Страница 9 из 12
Почти физически тяжело видеть, как вода смывает красное и несёт к отверстию слива. Однако я колеблюсь – мне вообще-то не предлагали.
Нет, невозможно смотреть на такое поругание! Хватаю его руку, тяну ко рту и присасываюсь к ранкам. Так-то лучше…
Вскоре ослабевшие пальцы находят мой член и начинают двигаться, быстро набирая и силу, и темп. Я чувствую прикосновение Сина к моему сознанию – так гораздо проще ориентироваться, что делать, – и, когда накрывает яркая темнота оргазма, выдыхаю: «Люблю тебя».
Однако он не отвечает. И что это значит? Вроде ж сам первый сказал… Или это было только под влиянием момента? Да уж, когда разум мутится от желания, скажешь что угодно, даже и про любовь. Но я-то не наивная девица, которую нужно уламывать такими методами, мог бы не стараться.
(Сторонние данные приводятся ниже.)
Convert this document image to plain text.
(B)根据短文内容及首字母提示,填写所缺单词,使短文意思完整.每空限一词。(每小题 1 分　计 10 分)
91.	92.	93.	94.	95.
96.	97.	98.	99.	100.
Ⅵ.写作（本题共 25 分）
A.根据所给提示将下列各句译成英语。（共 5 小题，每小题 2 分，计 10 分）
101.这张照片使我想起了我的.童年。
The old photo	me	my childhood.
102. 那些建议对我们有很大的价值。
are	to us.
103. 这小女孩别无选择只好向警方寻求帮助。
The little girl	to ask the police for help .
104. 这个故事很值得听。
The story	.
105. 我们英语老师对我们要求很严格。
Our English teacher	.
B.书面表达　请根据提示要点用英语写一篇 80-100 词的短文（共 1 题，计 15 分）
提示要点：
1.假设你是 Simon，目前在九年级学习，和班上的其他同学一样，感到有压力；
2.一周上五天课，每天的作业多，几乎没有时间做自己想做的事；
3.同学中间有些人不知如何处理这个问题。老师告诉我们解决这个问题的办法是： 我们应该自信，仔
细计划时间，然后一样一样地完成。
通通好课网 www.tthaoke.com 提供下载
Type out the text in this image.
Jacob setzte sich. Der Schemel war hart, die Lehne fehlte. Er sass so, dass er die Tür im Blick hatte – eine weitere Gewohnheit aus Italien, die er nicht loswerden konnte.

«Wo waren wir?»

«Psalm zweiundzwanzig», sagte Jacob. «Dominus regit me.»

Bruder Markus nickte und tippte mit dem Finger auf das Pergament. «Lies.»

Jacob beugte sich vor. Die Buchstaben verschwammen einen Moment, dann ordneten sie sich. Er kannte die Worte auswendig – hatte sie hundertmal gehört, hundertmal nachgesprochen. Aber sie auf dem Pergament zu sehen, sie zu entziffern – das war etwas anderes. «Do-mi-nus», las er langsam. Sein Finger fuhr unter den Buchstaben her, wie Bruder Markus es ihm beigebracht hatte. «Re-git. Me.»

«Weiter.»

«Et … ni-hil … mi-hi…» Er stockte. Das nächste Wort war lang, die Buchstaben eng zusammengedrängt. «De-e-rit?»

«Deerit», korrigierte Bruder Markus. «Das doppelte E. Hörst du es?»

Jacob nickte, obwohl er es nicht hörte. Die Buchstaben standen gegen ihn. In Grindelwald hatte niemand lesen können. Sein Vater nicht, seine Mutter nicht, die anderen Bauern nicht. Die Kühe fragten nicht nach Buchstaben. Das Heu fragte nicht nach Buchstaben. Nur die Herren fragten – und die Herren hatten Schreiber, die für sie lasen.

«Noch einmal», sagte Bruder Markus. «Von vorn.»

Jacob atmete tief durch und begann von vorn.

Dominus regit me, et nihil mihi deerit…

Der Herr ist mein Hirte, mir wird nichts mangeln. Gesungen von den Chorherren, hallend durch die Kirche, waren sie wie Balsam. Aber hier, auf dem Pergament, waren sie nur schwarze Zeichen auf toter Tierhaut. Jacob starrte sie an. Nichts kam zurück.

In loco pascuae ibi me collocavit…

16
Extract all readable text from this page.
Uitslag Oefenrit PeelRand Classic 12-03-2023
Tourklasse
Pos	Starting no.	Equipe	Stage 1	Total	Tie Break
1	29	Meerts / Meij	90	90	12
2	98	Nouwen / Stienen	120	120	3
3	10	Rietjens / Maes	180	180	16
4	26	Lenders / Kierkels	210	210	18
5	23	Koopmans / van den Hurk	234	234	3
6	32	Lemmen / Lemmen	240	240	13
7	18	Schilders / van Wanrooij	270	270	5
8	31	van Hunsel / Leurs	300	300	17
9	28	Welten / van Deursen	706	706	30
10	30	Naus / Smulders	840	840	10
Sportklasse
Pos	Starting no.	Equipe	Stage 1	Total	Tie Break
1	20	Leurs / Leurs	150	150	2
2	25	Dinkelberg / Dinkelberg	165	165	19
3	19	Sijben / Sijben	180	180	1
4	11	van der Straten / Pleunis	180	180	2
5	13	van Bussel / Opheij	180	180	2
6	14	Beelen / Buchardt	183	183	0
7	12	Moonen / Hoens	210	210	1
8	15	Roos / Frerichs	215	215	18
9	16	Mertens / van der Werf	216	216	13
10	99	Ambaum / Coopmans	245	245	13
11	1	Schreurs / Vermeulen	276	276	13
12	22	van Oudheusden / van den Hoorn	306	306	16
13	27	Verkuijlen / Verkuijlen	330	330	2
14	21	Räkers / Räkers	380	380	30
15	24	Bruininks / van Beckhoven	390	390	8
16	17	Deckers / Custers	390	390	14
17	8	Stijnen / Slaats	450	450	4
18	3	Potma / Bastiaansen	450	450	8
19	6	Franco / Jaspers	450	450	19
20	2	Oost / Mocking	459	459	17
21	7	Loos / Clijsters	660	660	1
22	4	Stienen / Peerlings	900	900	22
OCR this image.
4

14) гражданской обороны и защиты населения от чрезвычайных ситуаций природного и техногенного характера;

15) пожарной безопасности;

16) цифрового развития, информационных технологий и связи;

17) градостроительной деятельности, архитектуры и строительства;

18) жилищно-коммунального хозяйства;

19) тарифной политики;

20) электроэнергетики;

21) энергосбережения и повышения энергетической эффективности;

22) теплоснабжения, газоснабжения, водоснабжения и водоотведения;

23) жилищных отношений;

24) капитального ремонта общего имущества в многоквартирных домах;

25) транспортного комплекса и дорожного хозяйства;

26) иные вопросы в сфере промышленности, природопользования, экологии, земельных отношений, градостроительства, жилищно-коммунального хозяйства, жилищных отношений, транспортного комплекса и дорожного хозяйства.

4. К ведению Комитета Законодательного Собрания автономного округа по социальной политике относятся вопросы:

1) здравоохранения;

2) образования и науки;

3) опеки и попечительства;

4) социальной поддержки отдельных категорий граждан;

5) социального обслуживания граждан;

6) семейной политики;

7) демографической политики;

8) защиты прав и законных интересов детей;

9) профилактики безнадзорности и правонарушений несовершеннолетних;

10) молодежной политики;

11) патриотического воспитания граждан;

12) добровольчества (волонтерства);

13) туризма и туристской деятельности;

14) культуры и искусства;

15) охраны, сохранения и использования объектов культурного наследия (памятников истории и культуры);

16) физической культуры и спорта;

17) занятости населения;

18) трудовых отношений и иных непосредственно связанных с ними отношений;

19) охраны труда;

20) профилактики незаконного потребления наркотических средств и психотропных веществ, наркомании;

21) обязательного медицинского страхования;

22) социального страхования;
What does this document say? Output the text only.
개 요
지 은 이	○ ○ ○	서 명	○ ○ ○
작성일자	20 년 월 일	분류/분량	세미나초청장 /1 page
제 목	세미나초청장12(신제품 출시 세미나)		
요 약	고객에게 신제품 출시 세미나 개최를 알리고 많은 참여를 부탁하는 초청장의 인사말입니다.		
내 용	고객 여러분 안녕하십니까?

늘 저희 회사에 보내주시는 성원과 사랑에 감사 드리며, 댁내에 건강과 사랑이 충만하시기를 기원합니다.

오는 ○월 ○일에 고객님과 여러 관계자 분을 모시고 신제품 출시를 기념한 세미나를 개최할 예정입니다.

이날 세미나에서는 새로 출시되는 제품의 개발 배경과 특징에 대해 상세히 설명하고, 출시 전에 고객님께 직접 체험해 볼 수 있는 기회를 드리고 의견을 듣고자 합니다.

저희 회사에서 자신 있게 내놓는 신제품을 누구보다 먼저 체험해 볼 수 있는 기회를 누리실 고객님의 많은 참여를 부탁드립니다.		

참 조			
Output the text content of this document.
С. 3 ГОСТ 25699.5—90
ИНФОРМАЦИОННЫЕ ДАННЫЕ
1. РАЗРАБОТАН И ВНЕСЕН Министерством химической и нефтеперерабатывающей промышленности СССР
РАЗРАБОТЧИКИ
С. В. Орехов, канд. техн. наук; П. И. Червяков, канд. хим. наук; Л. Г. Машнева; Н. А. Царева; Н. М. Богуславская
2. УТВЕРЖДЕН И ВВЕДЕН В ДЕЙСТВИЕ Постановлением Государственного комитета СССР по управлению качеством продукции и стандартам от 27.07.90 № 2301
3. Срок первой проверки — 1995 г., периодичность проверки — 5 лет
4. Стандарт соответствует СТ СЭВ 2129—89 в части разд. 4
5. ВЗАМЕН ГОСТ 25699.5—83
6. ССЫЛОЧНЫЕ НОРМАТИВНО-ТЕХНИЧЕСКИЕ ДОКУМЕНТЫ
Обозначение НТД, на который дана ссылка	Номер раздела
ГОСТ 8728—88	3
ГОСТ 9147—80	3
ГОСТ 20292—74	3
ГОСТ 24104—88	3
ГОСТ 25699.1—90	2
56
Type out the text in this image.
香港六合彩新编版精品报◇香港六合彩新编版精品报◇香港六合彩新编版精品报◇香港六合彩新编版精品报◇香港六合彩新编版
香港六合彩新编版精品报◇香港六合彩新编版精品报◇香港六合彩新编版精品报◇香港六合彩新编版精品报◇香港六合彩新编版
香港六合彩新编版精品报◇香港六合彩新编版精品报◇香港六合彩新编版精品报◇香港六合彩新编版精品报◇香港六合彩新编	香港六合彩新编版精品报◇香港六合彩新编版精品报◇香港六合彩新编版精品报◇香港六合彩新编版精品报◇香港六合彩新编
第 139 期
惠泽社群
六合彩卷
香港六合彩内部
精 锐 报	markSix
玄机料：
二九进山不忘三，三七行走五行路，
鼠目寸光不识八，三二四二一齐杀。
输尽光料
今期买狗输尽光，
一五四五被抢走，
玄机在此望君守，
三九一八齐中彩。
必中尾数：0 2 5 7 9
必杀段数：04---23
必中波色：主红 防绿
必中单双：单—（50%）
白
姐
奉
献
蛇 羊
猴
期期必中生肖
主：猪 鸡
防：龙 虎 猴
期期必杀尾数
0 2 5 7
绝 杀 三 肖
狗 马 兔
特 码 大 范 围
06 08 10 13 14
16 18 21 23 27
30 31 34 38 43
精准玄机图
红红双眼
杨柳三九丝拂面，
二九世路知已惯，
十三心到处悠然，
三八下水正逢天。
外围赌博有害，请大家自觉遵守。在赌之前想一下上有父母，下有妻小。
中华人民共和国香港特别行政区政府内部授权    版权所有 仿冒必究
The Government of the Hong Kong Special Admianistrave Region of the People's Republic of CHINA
Ладно, тем временем нужно вспомнить, как дышать…
Син аккуратно выходит и тут же тянет меня за плечо, разворачивая к себе.
Обнимает за шею, проводит большим пальцем по линии челюсти, заглядывает в глаза.
– Я тоже тебя люблю.
Голос звучит непривычно громко по сравнению с мыслями, и я невольно вздрагиваю, перевожу взгляд на соседнюю стену – с той стороны тоже есть сосед, вдруг услышит?
Но ладонь Сина скользит выше, на щёку, и он возвращает моё лицо к себе.
– Я тебя люблю. Похер мне на Олдсона. Пусть слушает, если хочет.
Я возмущённо шиплю и закрываю ему рот ладонью: «Заканчивай! Может, ты и эксгибиционист, но я – нет!»
Пару секунд он укоризненно смотрит мне в глаза, затем кивает – мол, так и быть.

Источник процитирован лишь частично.